The 2007 report of the Intergovernmental Panel on Climate Change (IPCC) represents the work of thousands of researchers, compiled and summarized by hundreds of climatologists. Nominally, the cut-off for inclusion in the assessment was the end of 2005, allowing a year for the panel to make sense of the vast tracts of data. But notable research arising after that date will not have escaped attention. Here is a round-up of some of the most prominent studies.

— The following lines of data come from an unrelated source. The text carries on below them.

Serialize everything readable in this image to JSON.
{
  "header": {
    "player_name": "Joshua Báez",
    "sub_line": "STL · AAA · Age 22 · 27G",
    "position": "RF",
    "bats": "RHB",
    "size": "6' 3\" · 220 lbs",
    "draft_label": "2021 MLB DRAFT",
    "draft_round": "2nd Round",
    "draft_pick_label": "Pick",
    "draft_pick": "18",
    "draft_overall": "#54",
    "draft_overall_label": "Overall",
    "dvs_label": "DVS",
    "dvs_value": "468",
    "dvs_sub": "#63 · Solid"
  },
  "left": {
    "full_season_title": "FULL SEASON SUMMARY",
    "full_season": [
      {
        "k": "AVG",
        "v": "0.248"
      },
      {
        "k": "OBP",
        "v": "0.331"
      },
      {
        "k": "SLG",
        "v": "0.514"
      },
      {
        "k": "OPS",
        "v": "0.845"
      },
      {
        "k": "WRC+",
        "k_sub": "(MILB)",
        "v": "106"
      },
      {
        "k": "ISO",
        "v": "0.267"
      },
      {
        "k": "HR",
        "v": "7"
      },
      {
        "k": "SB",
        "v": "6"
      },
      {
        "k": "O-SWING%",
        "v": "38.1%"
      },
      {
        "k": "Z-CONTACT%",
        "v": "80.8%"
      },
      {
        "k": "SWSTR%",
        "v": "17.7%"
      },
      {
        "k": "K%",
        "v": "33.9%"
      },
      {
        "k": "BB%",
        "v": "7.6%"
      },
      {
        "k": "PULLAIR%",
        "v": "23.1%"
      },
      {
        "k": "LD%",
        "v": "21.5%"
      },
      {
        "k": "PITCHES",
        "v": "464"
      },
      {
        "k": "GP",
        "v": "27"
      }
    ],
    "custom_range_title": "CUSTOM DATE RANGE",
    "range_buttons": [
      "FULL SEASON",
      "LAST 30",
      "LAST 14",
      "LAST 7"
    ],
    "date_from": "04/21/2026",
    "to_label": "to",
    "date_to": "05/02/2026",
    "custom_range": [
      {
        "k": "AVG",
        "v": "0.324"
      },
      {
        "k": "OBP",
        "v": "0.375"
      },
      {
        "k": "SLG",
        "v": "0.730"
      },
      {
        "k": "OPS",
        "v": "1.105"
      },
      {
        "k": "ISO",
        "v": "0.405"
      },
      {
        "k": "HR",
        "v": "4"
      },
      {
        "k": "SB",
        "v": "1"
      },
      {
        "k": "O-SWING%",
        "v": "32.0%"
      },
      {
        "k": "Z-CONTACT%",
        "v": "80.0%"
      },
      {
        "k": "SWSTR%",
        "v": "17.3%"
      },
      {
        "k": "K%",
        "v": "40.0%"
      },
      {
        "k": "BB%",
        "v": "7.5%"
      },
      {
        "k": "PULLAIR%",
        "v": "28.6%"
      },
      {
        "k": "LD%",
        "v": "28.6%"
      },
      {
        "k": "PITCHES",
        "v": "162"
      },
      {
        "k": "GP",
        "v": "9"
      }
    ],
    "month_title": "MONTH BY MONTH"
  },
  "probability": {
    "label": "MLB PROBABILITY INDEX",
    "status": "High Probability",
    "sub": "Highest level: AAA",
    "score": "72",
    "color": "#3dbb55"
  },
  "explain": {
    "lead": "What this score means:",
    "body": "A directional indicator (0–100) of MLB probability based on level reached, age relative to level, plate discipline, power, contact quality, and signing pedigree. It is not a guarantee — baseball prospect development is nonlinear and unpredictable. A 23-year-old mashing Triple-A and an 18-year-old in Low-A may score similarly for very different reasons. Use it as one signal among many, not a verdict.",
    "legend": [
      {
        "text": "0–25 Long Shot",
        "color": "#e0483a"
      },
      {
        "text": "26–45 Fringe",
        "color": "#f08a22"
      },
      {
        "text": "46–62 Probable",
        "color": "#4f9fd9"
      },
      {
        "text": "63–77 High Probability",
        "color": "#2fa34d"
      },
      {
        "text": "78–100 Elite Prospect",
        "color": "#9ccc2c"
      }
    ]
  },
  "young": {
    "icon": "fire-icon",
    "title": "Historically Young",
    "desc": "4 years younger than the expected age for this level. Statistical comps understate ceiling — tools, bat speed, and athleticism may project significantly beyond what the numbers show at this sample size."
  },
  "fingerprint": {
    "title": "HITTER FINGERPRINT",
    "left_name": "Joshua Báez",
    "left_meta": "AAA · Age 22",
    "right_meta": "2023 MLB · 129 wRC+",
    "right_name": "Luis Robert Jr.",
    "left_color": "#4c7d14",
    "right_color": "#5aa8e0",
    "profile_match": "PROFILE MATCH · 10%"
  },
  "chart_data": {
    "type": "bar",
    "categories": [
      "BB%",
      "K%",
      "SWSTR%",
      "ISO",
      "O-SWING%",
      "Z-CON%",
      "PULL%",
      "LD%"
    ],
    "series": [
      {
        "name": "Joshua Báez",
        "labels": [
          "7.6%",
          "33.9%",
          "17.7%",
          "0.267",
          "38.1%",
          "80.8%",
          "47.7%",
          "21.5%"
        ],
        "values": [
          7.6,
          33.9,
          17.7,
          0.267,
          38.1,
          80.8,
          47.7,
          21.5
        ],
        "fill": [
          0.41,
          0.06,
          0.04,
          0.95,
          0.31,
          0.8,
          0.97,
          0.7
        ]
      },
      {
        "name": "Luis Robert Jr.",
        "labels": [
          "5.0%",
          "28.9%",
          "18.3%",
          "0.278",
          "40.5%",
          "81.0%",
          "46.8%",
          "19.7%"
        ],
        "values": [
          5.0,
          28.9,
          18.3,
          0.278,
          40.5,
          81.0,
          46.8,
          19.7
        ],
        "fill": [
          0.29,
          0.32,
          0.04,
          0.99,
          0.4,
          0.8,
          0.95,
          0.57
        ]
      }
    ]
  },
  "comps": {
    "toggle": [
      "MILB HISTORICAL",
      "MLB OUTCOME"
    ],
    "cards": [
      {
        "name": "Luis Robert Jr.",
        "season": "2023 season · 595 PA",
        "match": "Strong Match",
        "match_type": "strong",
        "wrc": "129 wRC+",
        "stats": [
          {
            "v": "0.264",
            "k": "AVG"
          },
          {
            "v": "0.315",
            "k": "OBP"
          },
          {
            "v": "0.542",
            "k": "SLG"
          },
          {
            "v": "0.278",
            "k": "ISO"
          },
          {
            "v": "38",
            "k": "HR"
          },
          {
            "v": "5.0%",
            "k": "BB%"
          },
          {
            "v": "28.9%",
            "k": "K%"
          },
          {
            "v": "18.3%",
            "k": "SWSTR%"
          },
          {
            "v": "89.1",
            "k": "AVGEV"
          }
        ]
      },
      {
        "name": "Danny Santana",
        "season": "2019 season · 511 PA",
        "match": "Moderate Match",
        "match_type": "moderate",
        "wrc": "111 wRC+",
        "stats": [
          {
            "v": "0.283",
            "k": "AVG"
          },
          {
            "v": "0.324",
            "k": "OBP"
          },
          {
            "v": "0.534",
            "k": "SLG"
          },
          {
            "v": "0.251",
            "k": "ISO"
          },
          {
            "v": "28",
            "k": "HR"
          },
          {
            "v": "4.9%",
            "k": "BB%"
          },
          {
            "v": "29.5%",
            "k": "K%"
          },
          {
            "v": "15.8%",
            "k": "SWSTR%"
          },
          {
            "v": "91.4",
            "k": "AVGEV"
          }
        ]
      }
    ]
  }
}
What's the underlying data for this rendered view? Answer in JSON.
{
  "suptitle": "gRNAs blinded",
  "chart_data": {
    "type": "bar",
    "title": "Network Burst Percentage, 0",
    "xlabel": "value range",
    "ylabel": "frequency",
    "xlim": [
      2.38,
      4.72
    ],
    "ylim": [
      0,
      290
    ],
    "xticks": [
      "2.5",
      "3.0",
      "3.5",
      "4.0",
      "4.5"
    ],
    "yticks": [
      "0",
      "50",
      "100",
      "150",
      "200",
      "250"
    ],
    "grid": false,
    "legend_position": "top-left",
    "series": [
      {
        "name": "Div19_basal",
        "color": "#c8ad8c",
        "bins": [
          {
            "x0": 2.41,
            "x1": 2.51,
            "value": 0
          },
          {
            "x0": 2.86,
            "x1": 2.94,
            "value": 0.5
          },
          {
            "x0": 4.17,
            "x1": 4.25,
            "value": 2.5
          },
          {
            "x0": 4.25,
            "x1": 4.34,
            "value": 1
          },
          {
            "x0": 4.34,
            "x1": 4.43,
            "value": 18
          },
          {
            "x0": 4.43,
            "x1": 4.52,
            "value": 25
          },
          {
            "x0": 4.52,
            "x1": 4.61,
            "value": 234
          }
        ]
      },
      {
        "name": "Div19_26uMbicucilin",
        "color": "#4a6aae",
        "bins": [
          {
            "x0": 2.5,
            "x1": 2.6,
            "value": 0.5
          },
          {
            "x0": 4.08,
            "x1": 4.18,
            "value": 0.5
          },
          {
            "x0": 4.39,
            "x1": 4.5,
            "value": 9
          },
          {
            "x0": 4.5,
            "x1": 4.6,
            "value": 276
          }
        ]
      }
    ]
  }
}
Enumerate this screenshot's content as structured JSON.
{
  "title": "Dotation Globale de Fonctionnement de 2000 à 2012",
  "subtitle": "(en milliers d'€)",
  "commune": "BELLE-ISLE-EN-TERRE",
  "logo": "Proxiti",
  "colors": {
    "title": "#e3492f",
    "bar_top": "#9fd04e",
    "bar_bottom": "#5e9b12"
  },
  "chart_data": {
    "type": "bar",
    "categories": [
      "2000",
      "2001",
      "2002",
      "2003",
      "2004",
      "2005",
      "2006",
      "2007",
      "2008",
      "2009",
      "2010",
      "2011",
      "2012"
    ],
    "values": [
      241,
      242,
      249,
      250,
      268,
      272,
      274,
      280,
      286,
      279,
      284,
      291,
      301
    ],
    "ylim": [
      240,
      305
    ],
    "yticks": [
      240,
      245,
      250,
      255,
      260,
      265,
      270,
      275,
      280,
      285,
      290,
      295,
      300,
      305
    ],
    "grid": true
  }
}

Greenland ice is melting faster than before. Credit: N. COBBING/STILL PICTURES

Greenland ice

Greenland is losing ice at an ever-increasing rate, according to data from the GRACE gravity-measuring satellite (J. L. Chen, C. R. Wilson & B. D. Tapley Science 313, 1958–1960; 2006).

Antarctic air

Weather balloons reveal that the troposphere above Antarctica has warmed by 0.5–0.7 °C per decade over the past 30 years, although it is not clear why (J. Turner, T. A. Lachlan-Cope, S. Colwell, G. J. Marshall & W. M. Connolley Science 311, 1914–1917; 2006).

Established forests

Old forests keep soaking up atmospheric carbon long after they reach maturity, according to measurements from China. Soil carbon in a forest reserve in Guangdong increased by 68% in 25 years (G. Zhou et al. Science 314, 1417; 2006).

Atlantic currents

The Gulf Stream, which brings heat from the tropics to the North Atlantic, weakened by 10% between 1200 and 1850, during the cold spell known as the Little Ice Age. The authors suggest that this demonstrates the link between this ocean current and temperatures in northern Europe (D. C. Lund, J. Lynch-Stieglitz & W. B. Curry Nature 444, 601–604; 2006).

Atlantic hurricanes

Rising sea-surface temperatures correlate strongly with the observed increase in the number of category 4 and 5 Atlantic hurricanes between 1970 and 2004. Other factors that affect hurricane formation, such as wind shear, do not seem to have increased in line with the upward trend (C. D. Hoyos, P. A. Agudelo, P. J. Webster & J. A. Curry Science 312, 94–97; 2006).

River runoff

More carbon dioxide in the atmosphere leads to plants losing less water by transpiration, a model suggests. This could affect the amount of fresh water available for human use. (N. Gedney et al. Nature 439, 835–838; 2006).

Polar temperatures

Bubbles dating back 150,000 years in an Antarctic ice core show that warming events have tended to seesaw back and forth between the poles (EPICA Community Members Nature 444, 195–198; 2006).

Ocean temperatures

The upper layers of the oceans cooled, on average, between 2003 and 2005. Factoring in this downturn, the rate of warming in these layers between 1993 and 2005 was equivalent to 0.33 watts per square metre over the whole of the planet's surface (J. M. Lyman, J. K. Willis & G. C. Johnson Geophys. Res. Lett. 33, L18604; 2006).

Sea levels

If the rate of sea-level rise is proportional to the global rise in temperature since pre-industrial times, sea levels could rise by up to 1.4 metres by 2100 (S. Rahmstorf Science 315, 368–370; 2007).